Di che è mancanza questa mancanza, cuore, che a un tratto ne sei pieno?” diceva il titolo del Meeting di Rimini. Me ne sono reso conto quando ho visto, nelle piscine ovest della Fiera di Rimini, la barca a vela “Ma Vie”, un prototipo da regata in fibra di carbonio lunga sei metri e mezzo che sarà utilizzata per attraversare l’oceano, dalla Francia al Messico, tra il 19 settembre e il 30 novembre, per  una regata denominata “Mini-Transat”. Accanto ad essa stava il suo skipper, Michele Zambelli. Di lui ha parlato anche Avvenire in un articolo del 26 agosto e, con grandi titoli nelle locandine (“Forlivese sfida l’oceano in solitaria”), i giornali locali.



Michele, classe 1990, forlivese come me, l’ho conosciuto anni fa perché figlio di amici. Veniva al SalvaGente, il centro di aiuto allo studio che, insieme ad altri insegnanti, avevo aperto per aiutare i ragazzi delle scuole superiori a ritrovare il gusto dello studio. 

Lui, Michele, il gusto dello studio pareva non averlo proprio; intelligente, acuto e talvolta provocatorio, la scuola non lo appassionava affatto. Il suo sguardo era spesso malinconico, insoddisfatto, talvolta arrabbiato. Non riuscimmo ad aiutarlo. Come tanti altri ragazzi — i famosi “dispersi” — cambiò scuola una prima e poi una seconda volta, per approdare infine ad un corso serale di indirizzo professionale, grazie al quale, mentre lavorava di giorno, concluse il suo tempestoso percorso. 



Per uno di quegli strani accadimenti che noi, in modo del tutto inappropriato e solo per il nostro limite, chiamiamo “caso”, lesse su un giornale la possibilità di entrare nel mondo della navigazione e si appassionò all’idea.
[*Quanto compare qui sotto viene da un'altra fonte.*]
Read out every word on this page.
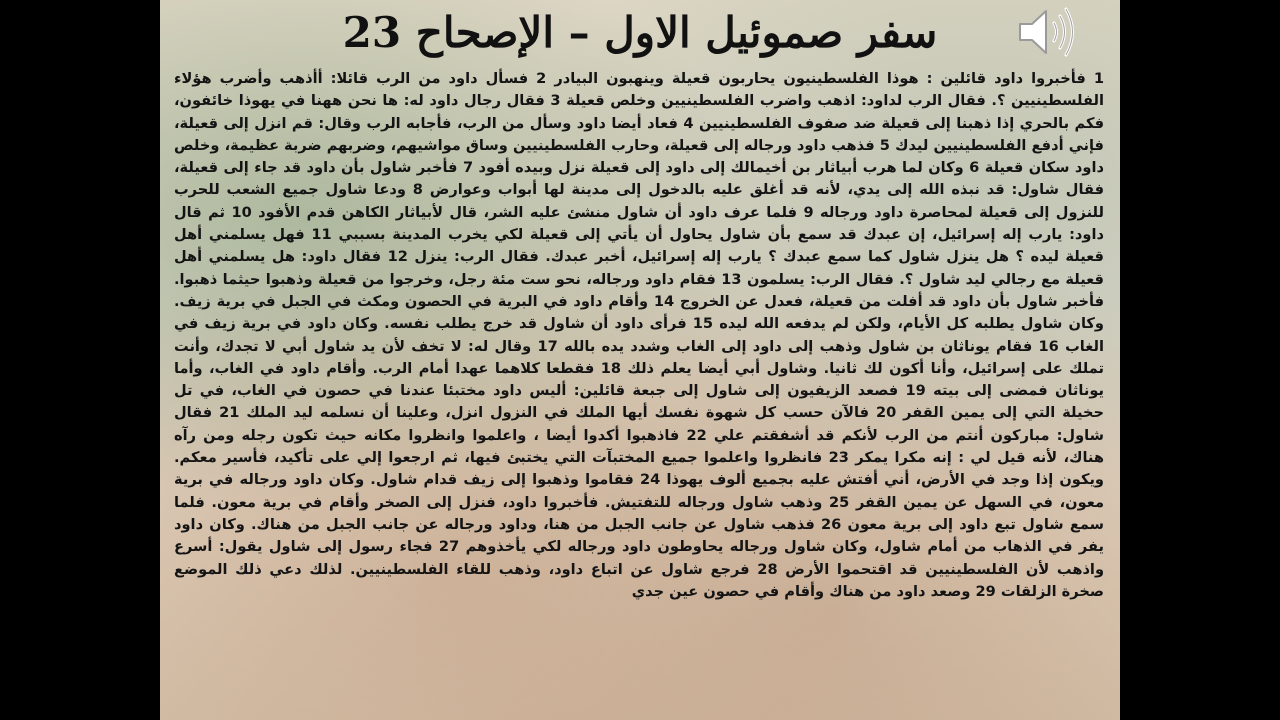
سفر صموئيل الاول – الإصحاح 23
1 فأخبروا داود قائلين : هوذا الفلسطينيون يحاربون قعيلة وينهبون البيادر 2 فسأل داود من الرب قائلا: أأذهب وأضرب هؤلاء الفلسطينيين ؟. فقال الرب لداود: اذهب واضرب الفلسطينيين وخلص قعيلة 3 فقال رجال داود له: ها نحن ههنا في يهوذا خائفون، فكم بالحري إذا ذهبنا إلى قعيلة ضد صفوف الفلسطينيين 4 فعاد أيضا داود وسأل من الرب، فأجابه الرب وقال: قم انزل إلى قعيلة، فإني أدفع الفلسطينيين ليدك 5 فذهب داود ورجاله إلى قعيلة، وحارب الفلسطينيين وساق مواشيهم، وضربهم ضربة عظيمة، وخلص داود سكان قعيلة 6 وكان لما هرب أبياثار بن أخيمالك إلى داود إلى قعيلة نزل وبيده أفود 7 فأخبر شاول بأن داود قد جاء إلى قعيلة، فقال شاول: قد نبذه الله إلى يدي، لأنه قد أغلق عليه بالدخول إلى مدينة لها أبواب وعوارض 8 ودعا شاول جميع الشعب للحرب للنزول إلى قعيلة لمحاصرة داود ورجاله 9 فلما عرف داود أن شاول منشئ عليه الشر، قال لأبياثار الكاهن قدم الأفود 10 ثم قال داود: يارب إله إسرائيل، إن عبدك قد سمع بأن شاول يحاول أن يأتي إلى قعيلة لكي يخرب المدينة بسببي 11 فهل يسلمني أهل قعيلة ليده ؟ هل ينزل شاول كما سمع عبدك ؟ يارب إله إسرائيل، أخبر عبدك. فقال الرب: ينزل 12 فقال داود: هل يسلمني أهل قعيلة مع رجالي ليد شاول ؟. فقال الرب: يسلمون 13 فقام داود ورجاله، نحو ست مئة رجل، وخرجوا من قعيلة وذهبوا حيثما ذهبوا. فأخبر شاول بأن داود قد أفلت من قعيلة، فعدل عن الخروج 14 وأقام داود في البرية في الحصون ومكث في الجبل في برية زيف. وكان شاول يطلبه كل الأيام، ولكن لم يدفعه الله ليده 15 فرأى داود أن شاول قد خرج يطلب نفسه. وكان داود في برية زيف في الغاب 16 فقام يوناثان بن شاول وذهب إلى داود إلى الغاب وشدد يده بالله 17 وقال له: لا تخف لأن يد شاول أبي لا تجدك، وأنت تملك على إسرائيل، وأنا أكون لك ثانيا. وشاول أبي أيضا يعلم ذلك 18 فقطعا كلاهما عهدا أمام الرب. وأقام داود في الغاب، وأما يوناثان فمضى إلى بيته 19 فصعد الزيفيون إلى شاول إلى جبعة قائلين: أليس داود مختبئا عندنا في حصون في الغاب، في تل حخيلة التي إلى يمين القفر 20 فالآن حسب كل شهوة نفسك أيها الملك في النزول انزل، وعلينا أن نسلمه ليد الملك 21 فقال شاول: مباركون أنتم من الرب لأنكم قد أشفقتم علي 22 فاذهبوا أكدوا أيضا ، واعلموا وانظروا مكانه حيث تكون رجله ومن رآه هناك، لأنه قيل لي : إنه مكرا يمكر 23 فانظروا واعلموا جميع المختبآت التي يختبئ فيها، ثم ارجعوا إلي على تأكيد، فأسير معكم. ويكون إذا وجد في الأرض، أني أفتش عليه بجميع ألوف يهوذا 24 فقاموا وذهبوا إلى زيف قدام شاول. وكان داود ورجاله في برية معون، في السهل عن يمين القفر 25 وذهب شاول ورجاله للتفتيش. فأخبروا داود، فنزل إلى الصخر وأقام في برية معون. فلما سمع شاول تبع داود إلى برية معون 26 فذهب شاول عن جانب الجبل من هنا، وداود ورجاله عن جانب الجبل من هناك. وكان داود يفر في الذهاب من أمام شاول، وكان شاول ورجاله يحاوطون داود ورجاله لكي يأخذوهم 27 فجاء رسول إلى شاول يقول: أسرع واذهب لأن الفلسطينيين قد اقتحموا الأرض 28 فرجع شاول عن اتباع داود، وذهب للقاء الفلسطينيين. لذلك دعي ذلك الموضع صخرة الزلقات 29 وصعد داود من هناك وأقام في حصون عين جدي
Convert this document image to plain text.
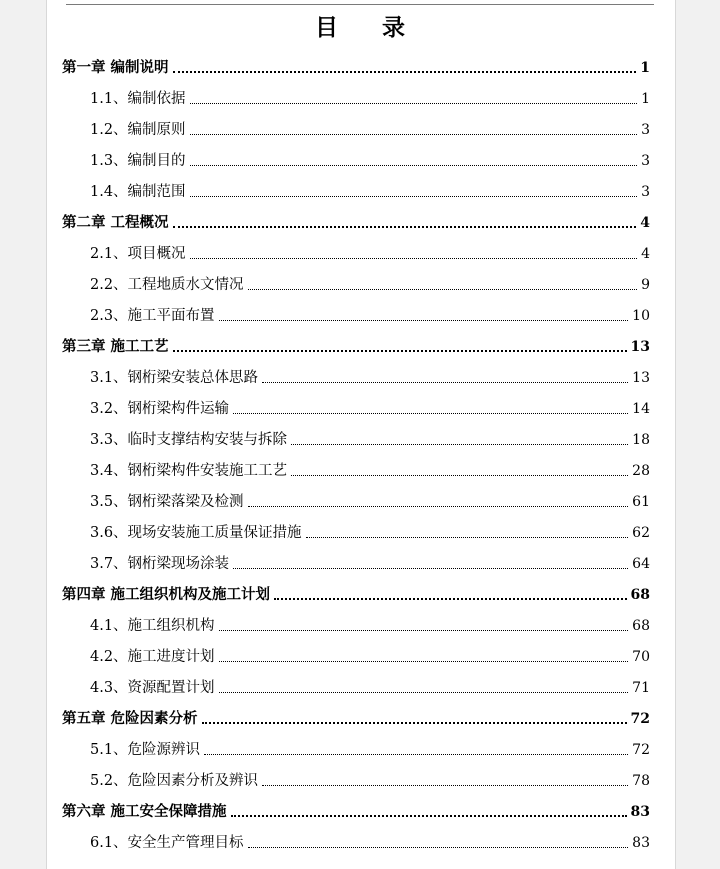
目 录
第一章 编制说明	1
1.1、编制依据	1
1.2、编制原则	3
1.3、编制目的	3
1.4、编制范围	3
第二章 工程概况	4
2.1、项目概况	4
2.2、工程地质水文情况	9
2.3、施工平面布置	10
第三章 施工工艺	13
3.1、钢桁梁安装总体思路	13
3.2、钢桁梁构件运输	14
3.3、临时支撑结构安装与拆除	18
3.4、钢桁梁构件安装施工工艺	28
3.5、钢桁梁落梁及检测	61
3.6、现场安装施工质量保证措施	62
3.7、钢桁梁现场涂装	64
第四章 施工组织机构及施工计划	68
4.1、施工组织机构	68
4.2、施工进度计划	70
4.3、资源配置计划	71
第五章 危险因素分析	72
5.1、危险源辨识	72
5.2、危险因素分析及辨识	78
第六章 施工安全保障措施	83
6.1、安全生产管理目标	83
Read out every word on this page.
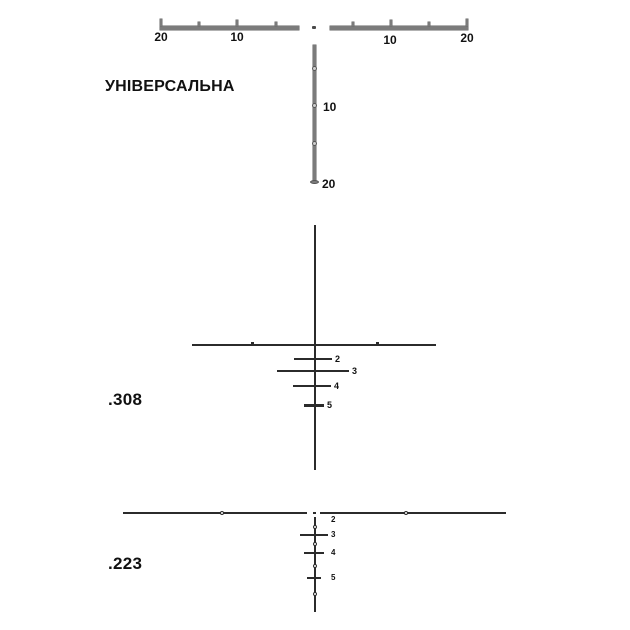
УНІВЕРСАЛЬНА
20	10	10	20
10
20
.308
2
3
4
5
.223
2
3
4
5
Il resto è noto ed è scritto sul suo sito.

Fin qui la premessa. Quale mancanza traspare, come un abisso misterioso e inquietante, negli occhi, negli sguardi, nelle parole e nei gesti (spesso scolasticamente “inappropriati”) dei nostri studenti, in particolare di quelli che a scuola fanno fatica, non si trovano, non riescono. E quanta incapacità della nostra scuola di starvi di fronte, di farla emergere come ricchezza. E’, in fondo, la vera questione educativa.
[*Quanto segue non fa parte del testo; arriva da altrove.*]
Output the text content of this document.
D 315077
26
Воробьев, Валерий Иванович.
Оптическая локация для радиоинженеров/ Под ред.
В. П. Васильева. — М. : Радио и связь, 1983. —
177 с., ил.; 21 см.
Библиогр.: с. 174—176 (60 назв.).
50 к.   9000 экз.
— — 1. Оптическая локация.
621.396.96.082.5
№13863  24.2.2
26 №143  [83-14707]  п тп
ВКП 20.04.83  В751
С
Quanti studenti così ho incontrato. E quante volte mi sono stupito nello scoprire che dopo un percorso scolastico modesto o talvolta addirittura fallimentare, avevano realizzato cose importanti nel mondo del lavoro! Magari quelle cose “importanti” che nello schema scolastico e sociale (e spesso familiare…) non sono codificate: fare lo skipper, per esempio, non è una di quelle cose che un genitore immagina o auspica per il proprio figlio; e nemmeno il percorso lavorativo consigliato nelle indicazioni orientative della scuola. Li vorremmo tutti medici, avvocati, commercialisti o informatici. E loro, invece, desiderano (spesso senza rendersene conto fino in fondo) di più: il mare aperto, ardite e inaccessibili cime, sfidare l’incognito, grandi orizzonti indefiniti. La realizzazione, insomma, delle misteriosa promessa che ognuno avverte nel proprio cuore. 

E la scuola cosa fa? Li chiama dispersi. E invece di aiutarli a cercare di dare un nome e un volto alla mancanza, tante volte li “bastona” facendogli credere di essere meno intelligenti o capaci, solo perché non rispettano il cliché. Fino, in molti casi, ad espellerli dal sistema.

Ecco, sarebbe stato necessario un bell’incontro sulla scuola che mettesse a tema la grande ricchezza che lo sguardo pieno di mancanza di tanti nostri studenti — proprio i “peggiori” — rappresenta per tutti: per loro, per gli insegnanti, per la società intera. E sulla necessità che anche la scuola esca verso le periferie dell’esistenza, e torni a mettere al centro la persona con il suo destino. Tanto spesso facciamo leggere i versi di E.L. Masters nella Antologia di Spoon River sulla necessità di “sciogliere le vele e seguire i venti del destino ovunque spingano la barca”, ma siamo i primi ad essere come “una barca che anela al mare eppure lo teme”. 

Alla domanda dell’intervistatore di Avvenire su cosa spinge uno skipper ad affrontare un’impresa del genere, completamente solo e isolato dal mondo, Michele ha risposto: “La stessa cosa che ha spinto Cristoforo Colombo a mettersi in mare: scoprire cosa c’è oltre l’orizzonte e scoprire se stessi”.

E allora cento, mille, diecimila Michele Zambelli. La nostra scuola ne è piena, impari ad amarli e a scoprirli.